To improve the accuracy of the forecast methodology proposed in the present work, the FFNN algorithm is executed two times. First, electric load measurements are used as input for FFNN to obtain the first iteration of the load forecast. Afterwards, comparing the obtained values with the measured values, it is possible to compute the errors of the method. These errors are used as inputs for a second FFNN predictor. Finally, the errors forecasts are merged with the initial loads forecasts to obtain the global loads forecasts. This process is illustrated in
Figure 2.
4. Conclusions
The proposed methodology utilized an FFNN for both initial and error forecasts as the error time series often contains useful information that can be used to improve initial estimations. After a careful state-of-the-art review and an extensive data preliminary analysis, the models were created. A search for the best model inputs and parameter configurations was also conducted.
With regard to the electrical load demand forecasts, the data referred to the measured load demand in an industrial area connected to the medium voltage grid and were sampled every 10 min. The forecasts were made for three time horizons: 10 min, 1 h and 12 h ahead. The results demonstrated that the proposed initial models outperformed the linear regression model for the last two horizons, while, for the first, the results were worse than those achieved with a simple persistence model. By comparing the results for the three time scales, it was verified that the forecast accuracy decreased for longer time horizons, which highlights the higher difficulty to make longer forecasts due to the higher uncertainty of the data. Additionally, for very short time scales, the findings suggest that a simpler model can provide better estimates.
The initial electrical load demand forecasting errors analysis showed that the model might not have extracted all the information from the input data as the error distribution was not centered at zero and there was a correlation between a given error and the previous ones. Indeed, the error forecasting models achieved good forecasting accuracy, with a lower RMSE and MAE than the initial models. Furthermore, by combining the predicted error with the initial forecasts, it was possible to improve the initial results significantly for all time scales. Especially for the 10-min-ahead forecasts, the application of the proposed methodology resulted in a more accurate model than the persistence model.

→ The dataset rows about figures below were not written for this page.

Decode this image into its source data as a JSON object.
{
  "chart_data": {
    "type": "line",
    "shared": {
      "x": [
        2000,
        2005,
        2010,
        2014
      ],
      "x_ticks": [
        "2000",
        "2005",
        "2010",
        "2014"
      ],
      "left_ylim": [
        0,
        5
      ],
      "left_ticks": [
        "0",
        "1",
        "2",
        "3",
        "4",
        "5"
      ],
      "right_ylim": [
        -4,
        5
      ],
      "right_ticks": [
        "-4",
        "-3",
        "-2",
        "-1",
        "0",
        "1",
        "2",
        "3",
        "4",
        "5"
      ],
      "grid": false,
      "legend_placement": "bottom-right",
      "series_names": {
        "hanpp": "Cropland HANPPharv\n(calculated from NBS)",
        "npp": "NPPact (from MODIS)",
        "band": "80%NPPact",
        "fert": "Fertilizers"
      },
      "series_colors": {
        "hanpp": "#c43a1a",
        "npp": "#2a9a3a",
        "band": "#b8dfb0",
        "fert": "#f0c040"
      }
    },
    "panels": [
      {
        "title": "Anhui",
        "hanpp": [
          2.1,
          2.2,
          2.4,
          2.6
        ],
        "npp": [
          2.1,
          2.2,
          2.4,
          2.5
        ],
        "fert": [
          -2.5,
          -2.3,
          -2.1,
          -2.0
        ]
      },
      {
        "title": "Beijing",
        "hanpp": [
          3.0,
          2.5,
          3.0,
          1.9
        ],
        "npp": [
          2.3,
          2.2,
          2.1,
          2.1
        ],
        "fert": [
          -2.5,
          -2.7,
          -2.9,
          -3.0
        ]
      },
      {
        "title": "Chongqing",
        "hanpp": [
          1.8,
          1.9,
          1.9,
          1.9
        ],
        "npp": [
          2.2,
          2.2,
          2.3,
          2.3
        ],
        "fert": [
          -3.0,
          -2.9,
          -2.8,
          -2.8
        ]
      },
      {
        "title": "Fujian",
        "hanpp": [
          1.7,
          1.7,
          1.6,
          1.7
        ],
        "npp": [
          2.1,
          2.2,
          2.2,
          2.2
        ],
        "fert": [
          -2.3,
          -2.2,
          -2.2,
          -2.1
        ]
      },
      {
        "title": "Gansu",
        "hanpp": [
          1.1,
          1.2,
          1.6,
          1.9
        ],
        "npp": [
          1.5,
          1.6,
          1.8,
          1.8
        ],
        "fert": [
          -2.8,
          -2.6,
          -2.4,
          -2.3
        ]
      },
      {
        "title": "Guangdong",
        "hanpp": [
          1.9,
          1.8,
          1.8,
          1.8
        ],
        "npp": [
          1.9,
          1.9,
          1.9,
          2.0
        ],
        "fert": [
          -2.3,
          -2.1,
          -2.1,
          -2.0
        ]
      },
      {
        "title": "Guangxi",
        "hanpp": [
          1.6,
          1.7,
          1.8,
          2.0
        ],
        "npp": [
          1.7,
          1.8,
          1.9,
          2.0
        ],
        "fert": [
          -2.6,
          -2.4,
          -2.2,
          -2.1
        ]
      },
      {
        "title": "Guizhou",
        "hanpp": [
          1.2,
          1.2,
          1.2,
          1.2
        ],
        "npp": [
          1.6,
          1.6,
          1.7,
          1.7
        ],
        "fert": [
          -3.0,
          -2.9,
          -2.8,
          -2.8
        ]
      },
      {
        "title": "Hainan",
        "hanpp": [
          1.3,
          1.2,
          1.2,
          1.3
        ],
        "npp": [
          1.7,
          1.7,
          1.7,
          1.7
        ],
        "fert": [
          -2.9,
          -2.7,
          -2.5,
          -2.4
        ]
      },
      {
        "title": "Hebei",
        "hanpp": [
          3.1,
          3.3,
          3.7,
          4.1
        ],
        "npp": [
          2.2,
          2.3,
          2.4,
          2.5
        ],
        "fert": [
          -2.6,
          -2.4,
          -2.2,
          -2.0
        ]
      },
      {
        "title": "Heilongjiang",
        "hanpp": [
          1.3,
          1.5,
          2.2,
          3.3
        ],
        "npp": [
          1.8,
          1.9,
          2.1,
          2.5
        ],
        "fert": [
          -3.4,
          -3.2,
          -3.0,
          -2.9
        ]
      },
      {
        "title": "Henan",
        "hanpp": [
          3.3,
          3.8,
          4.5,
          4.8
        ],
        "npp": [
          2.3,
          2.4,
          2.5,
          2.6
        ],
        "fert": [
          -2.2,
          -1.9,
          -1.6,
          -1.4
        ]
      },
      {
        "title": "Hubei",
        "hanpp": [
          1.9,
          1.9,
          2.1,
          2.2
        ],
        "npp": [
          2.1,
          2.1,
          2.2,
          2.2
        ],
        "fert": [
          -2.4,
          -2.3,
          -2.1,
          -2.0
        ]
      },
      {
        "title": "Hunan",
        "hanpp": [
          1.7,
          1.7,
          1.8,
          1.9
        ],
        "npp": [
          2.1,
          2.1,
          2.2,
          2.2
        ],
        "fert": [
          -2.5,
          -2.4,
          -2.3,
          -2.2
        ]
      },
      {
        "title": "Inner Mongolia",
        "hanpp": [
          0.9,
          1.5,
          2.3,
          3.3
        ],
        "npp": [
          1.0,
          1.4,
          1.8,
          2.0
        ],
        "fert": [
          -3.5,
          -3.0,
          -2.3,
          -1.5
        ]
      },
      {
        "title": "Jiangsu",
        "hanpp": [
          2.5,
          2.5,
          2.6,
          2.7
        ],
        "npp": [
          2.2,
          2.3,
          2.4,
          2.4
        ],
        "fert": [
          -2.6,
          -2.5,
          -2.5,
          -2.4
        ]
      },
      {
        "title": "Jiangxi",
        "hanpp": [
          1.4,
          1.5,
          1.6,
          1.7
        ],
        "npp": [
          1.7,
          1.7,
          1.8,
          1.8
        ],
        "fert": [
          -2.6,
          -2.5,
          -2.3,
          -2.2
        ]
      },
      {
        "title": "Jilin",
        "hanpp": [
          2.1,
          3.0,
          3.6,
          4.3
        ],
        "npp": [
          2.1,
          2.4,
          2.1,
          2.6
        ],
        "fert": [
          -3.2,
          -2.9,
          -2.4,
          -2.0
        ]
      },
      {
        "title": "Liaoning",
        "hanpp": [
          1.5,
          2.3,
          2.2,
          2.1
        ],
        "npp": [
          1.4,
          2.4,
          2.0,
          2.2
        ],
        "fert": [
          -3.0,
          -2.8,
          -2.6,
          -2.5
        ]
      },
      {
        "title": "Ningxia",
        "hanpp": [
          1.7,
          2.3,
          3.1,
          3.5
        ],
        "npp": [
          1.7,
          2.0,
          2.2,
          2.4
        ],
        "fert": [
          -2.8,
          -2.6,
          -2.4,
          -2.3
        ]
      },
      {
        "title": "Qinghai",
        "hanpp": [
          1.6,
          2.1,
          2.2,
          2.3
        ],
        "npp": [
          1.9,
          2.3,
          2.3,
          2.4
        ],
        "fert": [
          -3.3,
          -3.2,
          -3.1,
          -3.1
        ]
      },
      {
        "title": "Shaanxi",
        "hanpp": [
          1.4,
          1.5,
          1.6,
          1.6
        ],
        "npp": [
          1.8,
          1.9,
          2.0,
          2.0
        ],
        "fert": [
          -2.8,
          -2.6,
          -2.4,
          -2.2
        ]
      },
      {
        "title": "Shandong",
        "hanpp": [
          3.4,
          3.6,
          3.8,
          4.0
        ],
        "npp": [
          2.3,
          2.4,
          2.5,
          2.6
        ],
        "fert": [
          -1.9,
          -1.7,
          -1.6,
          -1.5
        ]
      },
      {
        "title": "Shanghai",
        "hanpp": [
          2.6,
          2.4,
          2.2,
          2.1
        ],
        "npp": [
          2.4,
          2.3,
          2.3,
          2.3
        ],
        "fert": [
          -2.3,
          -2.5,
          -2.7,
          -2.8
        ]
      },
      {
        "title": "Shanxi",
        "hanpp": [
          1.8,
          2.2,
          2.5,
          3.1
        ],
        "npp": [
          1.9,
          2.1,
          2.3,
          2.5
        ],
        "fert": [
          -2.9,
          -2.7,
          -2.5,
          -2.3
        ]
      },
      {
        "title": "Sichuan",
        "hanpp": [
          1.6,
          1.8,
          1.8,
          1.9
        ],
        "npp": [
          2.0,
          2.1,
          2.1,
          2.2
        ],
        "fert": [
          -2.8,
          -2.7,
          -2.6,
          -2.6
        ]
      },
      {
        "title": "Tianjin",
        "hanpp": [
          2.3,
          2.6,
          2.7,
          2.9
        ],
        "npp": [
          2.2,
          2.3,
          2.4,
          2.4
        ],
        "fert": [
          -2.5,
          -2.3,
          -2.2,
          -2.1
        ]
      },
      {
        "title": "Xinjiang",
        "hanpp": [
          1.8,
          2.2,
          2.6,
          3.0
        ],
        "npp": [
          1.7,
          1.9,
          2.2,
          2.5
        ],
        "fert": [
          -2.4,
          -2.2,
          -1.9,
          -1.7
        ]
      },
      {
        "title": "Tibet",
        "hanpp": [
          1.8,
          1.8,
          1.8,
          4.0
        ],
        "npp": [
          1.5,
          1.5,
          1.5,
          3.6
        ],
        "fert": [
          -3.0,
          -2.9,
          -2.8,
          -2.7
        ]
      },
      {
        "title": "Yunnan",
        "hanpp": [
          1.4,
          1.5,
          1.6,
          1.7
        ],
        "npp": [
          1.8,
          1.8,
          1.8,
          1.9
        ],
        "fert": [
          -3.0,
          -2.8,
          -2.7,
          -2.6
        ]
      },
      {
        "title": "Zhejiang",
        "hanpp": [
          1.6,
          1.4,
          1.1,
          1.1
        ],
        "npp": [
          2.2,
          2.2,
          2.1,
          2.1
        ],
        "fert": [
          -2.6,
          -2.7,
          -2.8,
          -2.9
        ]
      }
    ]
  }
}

The proposed methodology, including two forecast steps, based on historical data and errors, achieved accurate results in all time horizons when compared with the baseline method. This is a good indicator of the applicability of the method in real scenarios when short-term forecasts are required. To prove the effectiveness of the method, application in larger datasets considering consumers with different profiles will be tested. Depending on the type of consumers, residential, industrial or service buildings, some adjustments can be included in the method, namely the use of more hidden layers in the FFNN. These hidden layers can increase the complexity of the method as well as the execution time. A balance between the effectiveness and efficiency of the method should be identified according to the specific applications.